O jazz finalmente se torna sinônimo de música universal
Arnaldo DeSouteiro
Los Angeles - Perdi a conta dos vistos e cartões de embarque. Seis meses e meio de jazz na veia e na alma. Praticamente duas voltas ao mundo durante este período. E mais algumas centenas de itens para uma coleção que já supera mais de trinta mil títulos. Nem por isso meu entusiasmo pelo gênero arrefece, muito pelo contrário. Ainda mais porque o tal “gênero” realmente se transformou em uma música sem fronteiras. Pode ter nascido nos Estados Unidos, mas há muito se tornou uma “música do mundo”, para desespero dos puristas.
As provas estão espalhadas pelo planeta, principalmente na Europa e na Ásia, mercados que praticamente sustentam até mesmo os jazzmen norte-americanos, principalmente nesta época dos festivais de verão. Haja visto Eliane Elias semana passada na Croácia. Randy Brecker na Polônia. Sem falar que o maior jazz a que assisti até agora em 2008 foi praticado, no palco do Carnegie Hall, em New York, por um baiano de Juazeiro, atração principal de um dos três mais importantes festivais de jazz do mundo.
Na noite de 24 de julho, João Gilberto levou ao êxtase mais de duas mil pessoas que lotavam a sala. Única noite do festival com apenas uma atração. Afinal, era o único artista capaz de esgotar os ingressos do Carnegie sem precisar dividir o palco com mais ninguém. O único gênio na programação.

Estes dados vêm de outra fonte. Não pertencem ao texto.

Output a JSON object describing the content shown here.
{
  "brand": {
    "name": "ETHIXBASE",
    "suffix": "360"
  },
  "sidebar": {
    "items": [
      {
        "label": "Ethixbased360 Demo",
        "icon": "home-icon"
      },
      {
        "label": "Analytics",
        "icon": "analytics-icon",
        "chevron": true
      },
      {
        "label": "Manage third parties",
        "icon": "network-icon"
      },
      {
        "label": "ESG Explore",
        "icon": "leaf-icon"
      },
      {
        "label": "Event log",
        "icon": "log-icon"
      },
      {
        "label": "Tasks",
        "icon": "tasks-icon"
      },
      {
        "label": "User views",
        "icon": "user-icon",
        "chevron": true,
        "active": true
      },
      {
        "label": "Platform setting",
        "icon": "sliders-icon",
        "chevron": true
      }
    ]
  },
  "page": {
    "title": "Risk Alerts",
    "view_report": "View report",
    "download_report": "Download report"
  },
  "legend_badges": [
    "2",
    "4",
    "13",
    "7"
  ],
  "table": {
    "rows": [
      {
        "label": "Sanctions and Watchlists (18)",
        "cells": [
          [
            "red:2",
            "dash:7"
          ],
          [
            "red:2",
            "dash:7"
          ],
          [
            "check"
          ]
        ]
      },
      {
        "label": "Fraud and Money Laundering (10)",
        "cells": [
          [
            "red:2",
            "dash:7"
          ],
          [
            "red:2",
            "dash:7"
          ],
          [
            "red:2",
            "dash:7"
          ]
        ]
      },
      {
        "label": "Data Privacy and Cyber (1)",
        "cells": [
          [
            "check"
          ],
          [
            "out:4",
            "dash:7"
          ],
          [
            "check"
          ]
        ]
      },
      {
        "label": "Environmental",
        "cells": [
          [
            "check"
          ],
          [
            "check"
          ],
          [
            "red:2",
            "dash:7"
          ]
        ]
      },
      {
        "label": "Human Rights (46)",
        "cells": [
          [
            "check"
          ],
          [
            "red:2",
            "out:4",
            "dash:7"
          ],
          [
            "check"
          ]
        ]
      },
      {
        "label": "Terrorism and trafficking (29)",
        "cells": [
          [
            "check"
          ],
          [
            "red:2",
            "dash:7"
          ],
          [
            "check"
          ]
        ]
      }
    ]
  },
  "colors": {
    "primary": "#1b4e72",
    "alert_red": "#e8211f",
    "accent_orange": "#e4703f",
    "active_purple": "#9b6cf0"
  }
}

Pois não há nada mais jazz (nas aulas de fraseado, divisão e recriação harmônica) nem mais genial do que João Gilberto. Como dizia meu amigo Seth Rothstein na platéia, “uma epifania”. Dezenas de músicos, historiadores e celebridades misturados a anônimos passavam pela “experiência” que eu, privilegiado, já tive a oportunidade de viver na Suíça, no Japão e, pasmem, até no Brasil, incluindo diversas ocasiões em que trabalhamos juntos.
Presença brasileira
João Gilberto, assim como o jazz, se reinventa constantemente. Os artistas mais sábios fazem o mesmo. Inclusive Raul de Souza e Toninho Horta que estraçalham em seus novos CDs gravados na... Áustria! Sob os auspícios de Paul Zauner, dono da PAO Records, lançam trabalhos que estão dando o que falar. “Soul & creation” é o melhor disco de Raul desde “Sweet Lucy” e “Don’t ask my neighbords”, de sua fase áurea na Capitol nos anos 70. Sem a preocupação de agradar ao mercado brasileiro, receptivo atualmente apenas a conservadores e retrógados projetos “de raiz”, Raulzinho libera sua paixão pelo fusion assessorado por ases como o batera Idris Muhammad, o baixista Cameron Brown, Harry Sokal (tenorista favorito do saudoso Friedrich Gulda) e Alegre Correa (guitarrista brasileiro revelado na Vienna Art Orchestra), autor da bela balada “Love is on our way”, ouvida em versão instrumental e outra (muito bem) cantada por Maria Pentschev.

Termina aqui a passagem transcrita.